Both gates matter. The relative one rejects ambiguous-winner cases; the absolute one rejects far-but-relatively-dominant cases. Either gate alone runs around a ~5% false-assignment rate on our validation set. Combined, it drops to 2.3%. The temperature, the relative cutoff, and the absolute cutoff are jointly fit by the same offline Bayesian search we use for clustering parameters, against a continuously-growing labeled validation set, and re-fit on every clustering run. p95 online assignment latency is 7.3ms.

Segments that fail both gates land in a per-tenant noise bucket. Every hour we run a mini-HDBSCAN over a rolling window of that bucket with tighter parameters.
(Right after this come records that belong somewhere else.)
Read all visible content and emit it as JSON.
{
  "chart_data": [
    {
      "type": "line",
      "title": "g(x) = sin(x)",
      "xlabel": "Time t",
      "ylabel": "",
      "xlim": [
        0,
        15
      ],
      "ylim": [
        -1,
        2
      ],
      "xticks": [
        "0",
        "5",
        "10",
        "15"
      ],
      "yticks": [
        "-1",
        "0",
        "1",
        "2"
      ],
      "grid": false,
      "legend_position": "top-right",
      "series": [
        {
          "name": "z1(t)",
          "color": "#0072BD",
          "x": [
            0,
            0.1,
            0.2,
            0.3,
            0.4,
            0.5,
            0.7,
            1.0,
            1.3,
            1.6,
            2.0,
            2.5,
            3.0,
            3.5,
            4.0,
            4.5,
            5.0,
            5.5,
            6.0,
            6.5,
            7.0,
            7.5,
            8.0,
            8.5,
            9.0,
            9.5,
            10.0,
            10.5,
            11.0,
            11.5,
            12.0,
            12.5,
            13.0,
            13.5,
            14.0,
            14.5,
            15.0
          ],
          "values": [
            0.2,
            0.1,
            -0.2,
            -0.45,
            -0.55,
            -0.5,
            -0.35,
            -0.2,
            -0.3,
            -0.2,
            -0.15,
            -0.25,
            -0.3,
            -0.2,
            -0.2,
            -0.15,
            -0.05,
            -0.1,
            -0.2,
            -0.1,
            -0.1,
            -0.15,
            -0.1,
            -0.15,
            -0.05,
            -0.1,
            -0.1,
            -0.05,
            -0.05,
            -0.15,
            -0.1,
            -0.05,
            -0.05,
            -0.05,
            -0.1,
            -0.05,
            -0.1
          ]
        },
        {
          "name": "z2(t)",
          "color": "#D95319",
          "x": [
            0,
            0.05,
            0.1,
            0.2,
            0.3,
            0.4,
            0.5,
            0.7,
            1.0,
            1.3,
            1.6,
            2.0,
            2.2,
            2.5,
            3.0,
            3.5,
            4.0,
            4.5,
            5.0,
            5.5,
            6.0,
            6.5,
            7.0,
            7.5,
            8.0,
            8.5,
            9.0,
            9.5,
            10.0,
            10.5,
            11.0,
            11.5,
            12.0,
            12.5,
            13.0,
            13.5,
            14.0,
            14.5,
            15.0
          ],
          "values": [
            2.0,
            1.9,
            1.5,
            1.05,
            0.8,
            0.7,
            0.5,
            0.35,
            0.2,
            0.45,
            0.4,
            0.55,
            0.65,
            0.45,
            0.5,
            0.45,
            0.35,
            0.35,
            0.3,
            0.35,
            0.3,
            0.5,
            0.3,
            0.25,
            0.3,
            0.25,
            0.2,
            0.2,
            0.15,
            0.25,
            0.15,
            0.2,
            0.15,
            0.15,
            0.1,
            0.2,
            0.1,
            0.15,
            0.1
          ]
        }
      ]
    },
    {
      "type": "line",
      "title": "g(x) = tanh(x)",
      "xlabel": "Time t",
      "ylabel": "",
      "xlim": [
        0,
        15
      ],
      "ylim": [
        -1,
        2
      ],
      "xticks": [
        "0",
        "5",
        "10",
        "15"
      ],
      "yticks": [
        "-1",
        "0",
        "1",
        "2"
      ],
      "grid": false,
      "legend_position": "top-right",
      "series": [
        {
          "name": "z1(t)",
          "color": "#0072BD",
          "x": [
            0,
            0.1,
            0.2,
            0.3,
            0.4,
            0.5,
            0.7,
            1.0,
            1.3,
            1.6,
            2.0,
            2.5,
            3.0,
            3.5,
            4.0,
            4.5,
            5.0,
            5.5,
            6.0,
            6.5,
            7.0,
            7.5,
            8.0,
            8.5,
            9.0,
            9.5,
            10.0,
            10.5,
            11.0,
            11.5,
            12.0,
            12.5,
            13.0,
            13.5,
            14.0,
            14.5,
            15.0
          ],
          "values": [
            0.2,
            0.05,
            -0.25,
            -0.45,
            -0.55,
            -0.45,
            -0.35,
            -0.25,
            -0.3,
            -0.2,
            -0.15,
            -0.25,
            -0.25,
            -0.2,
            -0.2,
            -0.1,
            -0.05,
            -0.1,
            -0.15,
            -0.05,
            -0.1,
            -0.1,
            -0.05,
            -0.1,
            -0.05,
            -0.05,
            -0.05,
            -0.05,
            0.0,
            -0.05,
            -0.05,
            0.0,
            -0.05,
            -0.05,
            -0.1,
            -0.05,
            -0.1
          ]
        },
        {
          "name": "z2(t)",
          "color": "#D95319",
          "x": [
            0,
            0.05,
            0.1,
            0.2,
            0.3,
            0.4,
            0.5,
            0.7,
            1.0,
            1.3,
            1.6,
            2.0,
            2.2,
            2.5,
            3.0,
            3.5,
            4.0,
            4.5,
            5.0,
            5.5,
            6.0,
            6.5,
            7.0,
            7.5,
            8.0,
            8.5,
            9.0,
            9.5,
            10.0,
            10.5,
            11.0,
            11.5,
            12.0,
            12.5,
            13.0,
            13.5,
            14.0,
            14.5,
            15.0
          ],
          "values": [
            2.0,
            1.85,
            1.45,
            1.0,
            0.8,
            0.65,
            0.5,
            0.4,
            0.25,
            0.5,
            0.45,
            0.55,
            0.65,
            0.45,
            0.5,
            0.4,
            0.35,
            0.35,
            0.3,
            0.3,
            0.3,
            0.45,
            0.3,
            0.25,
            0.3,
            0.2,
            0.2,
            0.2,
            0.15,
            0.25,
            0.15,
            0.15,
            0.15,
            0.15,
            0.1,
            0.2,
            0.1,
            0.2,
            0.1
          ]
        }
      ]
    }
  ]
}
Any cluster that forms is either merged back if it sits within the absorption radius of an existing leaf, or surfaced as an emerging cluster in the customer's dashboard. This is where behavior shifts show up first.

Tracking clusters across time

Every full run can produce a different set of clusters. Without lineage, you lose the ability to say "this failure mode resolved after the last deploy."

We compute lineage in three passes over the old-vs-new centroid cosine similarity matrix:

1. Hungarian 1:1 matching. Pairs above the continuation threshold are Continuations -- same cluster, updated membership.
2. Row scan for splits. For each matched old cluster, look for additional new clusters above the looser secondary-link threshold in its row. Extra matches mean the old cluster fractured -- this is a Split.
3. Column scan for merges. For each matched new cluster, look for additional old clusters above the same secondary-link threshold in its column. Extra matches mean multiple old clusters converged -- this is a Merge.

Anything unmatched with nothing above threshold is a Birth (new) or Death (disappeared).

Hungarian alone is strict 1:1 and can't express many-to-many lineage. The two residual passes are what recover splits and merges from the same similarity matrix.

Both thresholds -- the tighter one for primary continuation, the looser one for secondary lineage edges -- are outputs of the cross-tenant calibration loop. Like every gate in the system, they don't stay constant; we re-fit them every clustering run against a held-out set of human-confirmed cluster transitions.

Splits and merges are the most useful signal. A "refund" cluster splitting into "refund -- billing error" and "refund -- feature gap" after a pricing change is a direct readout of that change's impact. Two "onboarding confusion" clusters merging after a UX redesign tells you the redesign unified a fragmented experience.

The hard part

Every algorithm in this pipeline -- BIRCH, UMAP, HDBSCAN, FAISS, Hungarian -- is standard. We didn't invent any of them.

The hard parts came from making them cooperate on 150M segments across 30+ tenants with wildly different conversation patterns:

• The BIRCH coreset unlocked scale. Before it, we capped at 30M segments per tenant. A 1M coreset is the only reason a full run fits in 90 minutes on one node.
• UMAP never leaves clustering. Anchoring everything downstream in the 4096-D originals is why online assignment and lineage survive across runs.
• No threshold is held constant. Every gate, every cutoff, every recursion budget in the system is the output of an offline optimization loop running against a continuously-growing human-labeled evaluation set. Hand-picked numbers don't survive contact with a fintech support bot and a developer-tool agent in the same week. The only durable thing is the loss function.
• Noise is the feature. The most valuable things our customers surface first appear in noise branches, never in the main hierarchy.

Each of these came from a specific failure. The mega-cluster rule exists because mega-clusters made the product unusable. FPS exists because random sampling produced labels that missed half the cluster. The BIRCH coreset exists because we tried exact HDBSCAN on 40M segments and killed our clustering node. The continuous-calibration loop exists because every threshold we ever hand-picked turned wrong inside a quarter.

Traces tell you what happened. Clustering, done right, tells you why it matters.